February 1, 2017
By Mark Terry, BioSpace.com Breaking News Staff
Cambridge, Mass.-based Catabasis Pharmaceuticals took a major dive after it announced the failure of its edasalonexent (CAT-1004) for Duchenne muscular dystrophy (DMD) drug. Shares are currently trading at $1.22, down from $4.04 yesterday.
DMD is a muscle wasting disease caused by mutations in the dystrophin gene. It is a progressive disease that usually causes death in early adulthood, with serious complications that include heart or respiratory-related problems. It mostly affects boys, about 1 in every 3,500 or 5,000 male children.
Catabasis announced top-line safety and efficacy results for Part B of the MoveDMD trial of edasolonexent. The objective was to determine the effects of the drug using magnetic resonance imaging (MRI) T2 as a biomarker at 12 weeks. The primary efficacy end point was average change from baseline to week 12. There was no particular change compared to placebo.
The company also said that “The edasolonexent 100 mg/kg/day treatment group consistently showed numerical improvement versus placebo across multiple measures although the changes were not statistically significant.”
John Carroll, writing for Endpoints News, said, “The Cambridge, MA-based biotech also tried to reassure investors with some inconclusive signs of drug activity, but investors weren’t in an agreeable mood. The company’s stock swiftly plunged 73 percent, eviscerating its market cap. The biotech also noted a setback last summer, though it wasn’t punished as badly.”
That was on June 7, 2016, when the company announced that its CAT-2054 for hypercholesterolemia (high cholesterol) failed to meet its primary end point, reduction in LDL-cholesterol from baseline. That announcement caused the stock to drop from $7.12 on June 6, 2016 to $3.54 on July 5, 2016.
In addition, the company announced today that Rick Modi, its chief business officer, resigned.

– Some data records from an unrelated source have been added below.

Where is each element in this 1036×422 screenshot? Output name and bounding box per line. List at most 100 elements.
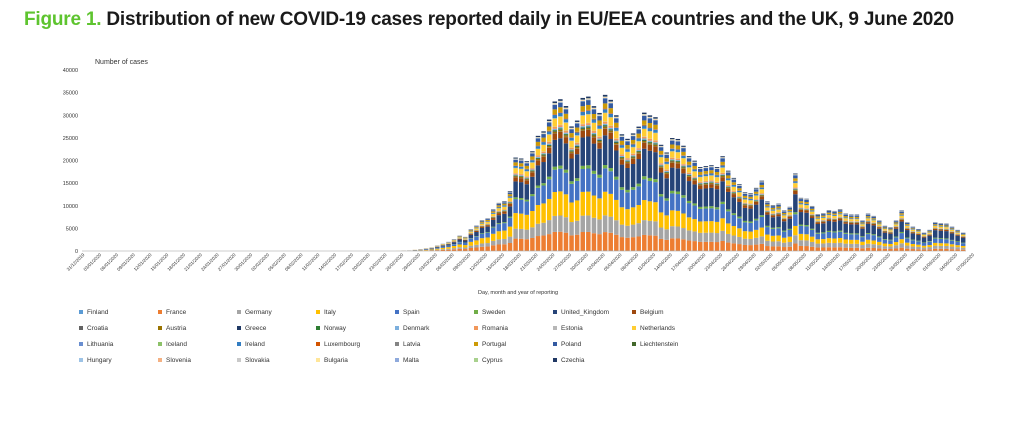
- bar-segment-czechia: [563, 106, 569, 108]
- bar-segment-ireland: [899, 214, 904, 216]
- bar-segment-belgium: [877, 227, 882, 229]
- bar-segment-netherlands: [905, 225, 910, 228]
- bar-segment-portugal: [843, 216, 848, 218]
- bar-segment-sweden: [916, 240, 921, 242]
- bar-segment-belgium: [860, 227, 865, 229]
- bar-segment-germany: [837, 242, 843, 248]
- bar-segment-poland: [949, 227, 955, 229]
- bar-segment-united-kingdom: [770, 217, 776, 228]
- bar-segment-romania: [703, 181, 709, 183]
- bar-segment-spain: [776, 228, 781, 236]
- bar-segment-portugal: [899, 213, 904, 215]
- bar-segment-austria: [709, 183, 714, 184]
- bar-segment-portugal: [681, 151, 686, 156]
- bar-segment-austria: [552, 131, 558, 134]
- bar-segment-united-kingdom: [882, 232, 888, 240]
- bar-segment-germany: [905, 245, 910, 249]
- bar-segment-poland: [709, 167, 714, 171]
- bar-segment-norway: [703, 182, 709, 184]
- bar-segment-france: [574, 234, 580, 251]
- bar-segment-belgium: [574, 148, 580, 155]
- bar-segment-netherlands: [552, 118, 558, 127]
- bar-segment-ireland: [759, 187, 765, 190]
- legend-label-romania: Romania: [482, 325, 508, 332]
- bar-segment-romania: [675, 158, 681, 161]
- bar-segment-ireland: [944, 226, 949, 228]
- bar-segment-poland: [485, 219, 490, 220]
- bar-segment-poland: [725, 172, 731, 176]
- bar-segment-italy: [849, 239, 854, 244]
- legend-swatch-spain: [395, 310, 399, 314]
- bar-segment-italy: [905, 242, 910, 246]
- bar-segment-united-kingdom: [720, 181, 725, 202]
- legend-swatch-united-kingdom: [553, 310, 557, 314]
- bar-segment-italy: [686, 217, 692, 231]
- bar-segment-portugal: [670, 144, 675, 149]
- bar-segment-poland: [614, 118, 619, 123]
- bar-segment-portugal: [804, 202, 809, 204]
- bar-segment-france: [860, 248, 865, 251]
- bar-segment-germany: [653, 221, 658, 236]
- bar-segment-belgium: [955, 234, 960, 236]
- bar-segment-italy: [921, 245, 927, 248]
- bar-segment-germany: [451, 248, 457, 250]
- bar-segment-spain: [899, 233, 904, 240]
- bar-segment-italy: [781, 237, 787, 243]
- bar-segment-germany: [670, 226, 675, 239]
- bar-segment-belgium: [463, 239, 468, 241]
- bar-segment-ireland: [552, 114, 558, 119]
- bar-segment-poland: [826, 210, 832, 213]
- bar-segment-france: [714, 242, 720, 251]
- bar-segment-luxembourg: [563, 118, 569, 120]
- bar-segment-united-kingdom: [642, 148, 647, 177]
- bar-segment-germany: [541, 222, 546, 236]
- bar-segment-romania: [804, 208, 809, 209]
- bar-segment-italy: [860, 241, 865, 246]
- bar-segment-spain: [681, 197, 686, 214]
- bar-segment-united-kingdom: [440, 245, 446, 247]
- bar-segment-sweden: [748, 221, 753, 223]
- bar-segment-spain: [569, 183, 574, 203]
- bar-segment-denmark: [591, 132, 597, 135]
- bar-segment-germany: [608, 216, 613, 233]
- bar-segment-united-kingdom: [463, 240, 468, 243]
- bar-segment-france: [944, 248, 949, 251]
- bar-segment-united-kingdom: [944, 231, 949, 239]
- bar-segment-france: [753, 244, 759, 251]
- bar-segment-germany: [474, 244, 479, 248]
- bar-segment-czechia: [513, 157, 518, 159]
- bar-segment-spain: [871, 235, 876, 241]
- bar-segment-czechia: [753, 187, 759, 189]
- bar-segment-italy: [932, 242, 938, 246]
- bar-segment-sweden: [882, 239, 888, 240]
- bar-segment-austria: [742, 204, 748, 206]
- bar-segment-united-kingdom: [490, 219, 496, 227]
- bar-segment-spain: [658, 196, 664, 213]
- bar-segment-sweden: [518, 198, 524, 200]
- bar-segment-portugal: [938, 225, 944, 226]
- bar-segment-spain: [457, 242, 462, 245]
- bar-segment-belgium: [546, 147, 552, 154]
- bar-segment-portugal: [932, 224, 938, 226]
- bar-segment-united-kingdom: [843, 223, 848, 233]
- bar-segment-united-kingdom: [619, 164, 625, 188]
- bar-segment-czechia: [602, 94, 608, 97]
- bar-segment-belgium: [938, 229, 944, 231]
- bar-segment-romania: [793, 187, 798, 189]
- legend-label-finland: Finland: [87, 309, 109, 316]
- bar-segment-portugal: [765, 204, 770, 207]
- bar-segment-norway: [569, 150, 574, 152]
- bar-segment-spain: [541, 185, 546, 204]
- bar-segment-sweden: [759, 215, 765, 217]
- bar-segment-ireland: [910, 229, 916, 230]
- bar-segment-ireland: [798, 203, 804, 205]
- bar-segment-poland: [636, 129, 641, 134]
- bar-segment-portugal: [905, 224, 910, 226]
- bar-segment-belgium: [742, 205, 748, 208]
- bar-segment-belgium: [899, 219, 904, 222]
- bar-segment-germany: [586, 215, 591, 232]
- bar-segment-denmark: [759, 194, 765, 195]
- bar-segment-denmark: [681, 165, 686, 167]
- bar-segment-france: [692, 241, 697, 251]
- legend-label-united-kingdom: United_Kingdom: [561, 309, 609, 316]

It also creates some doubts as to a planned trial with Sarepta Therapeutics ' DMD drug, Exondys 51, as a combination treatment with CAT-1004. Sarepta currently has the only approved drug for DMD, although there’s quite a bit of debate among experts and within the U.S. Food and Drug Administration about just how effective it is. It underwent a dramatic rollercoaster ride of an approval process that took most of last year.
“Although we did not meet the MRI T2 composite end point, the continued safety, tolerability and plasma exposure data in Part B of the MoveDMD trial are reassuring,” said Jill Milne, Catabasis’ chief executive officer, in a statement. “We observed potential treatment-associated effects at 12 weeks in the 100 mg/kg/day treatment group, which we believe warrant further evaluation to see if the signals strengthen in the longer-term data from the ongoing open-label extension. Following additional data analysis from the open-label extension, we will determine the next steps for adasalonexent in DMD.”
Edasalonexent is an oral drug that inhibits NF-kB, a protein activated in DMD and that causes inflammation and fibrosis, muscle degeneration, and suppresses muscle regeneration. In animal models, it showed beneficial effects. The FDA had granted it orphan drug, fast track and rare pediatric disease designations. The European Commission also granted it orphan medicinal product designation.
“The top-line data results from Part B of the MoveDMD trial provide us with an early snapshot of the effects of edasalonexent in boys with DMD over a 12-week period,” said Richard Finkel, division chief, Division of Neurology, Department of Pediatrics at Nemours Children’s Health System and principal investigator of the study, in a statement. “Continuing the open-label extension of the MoveDMD trial will allow us to further evaluate the potential for edasalonexent to provide benefit in DMD. The unmet medical need in Duchenne is profound and potential therapies that benefit all patients are needed.”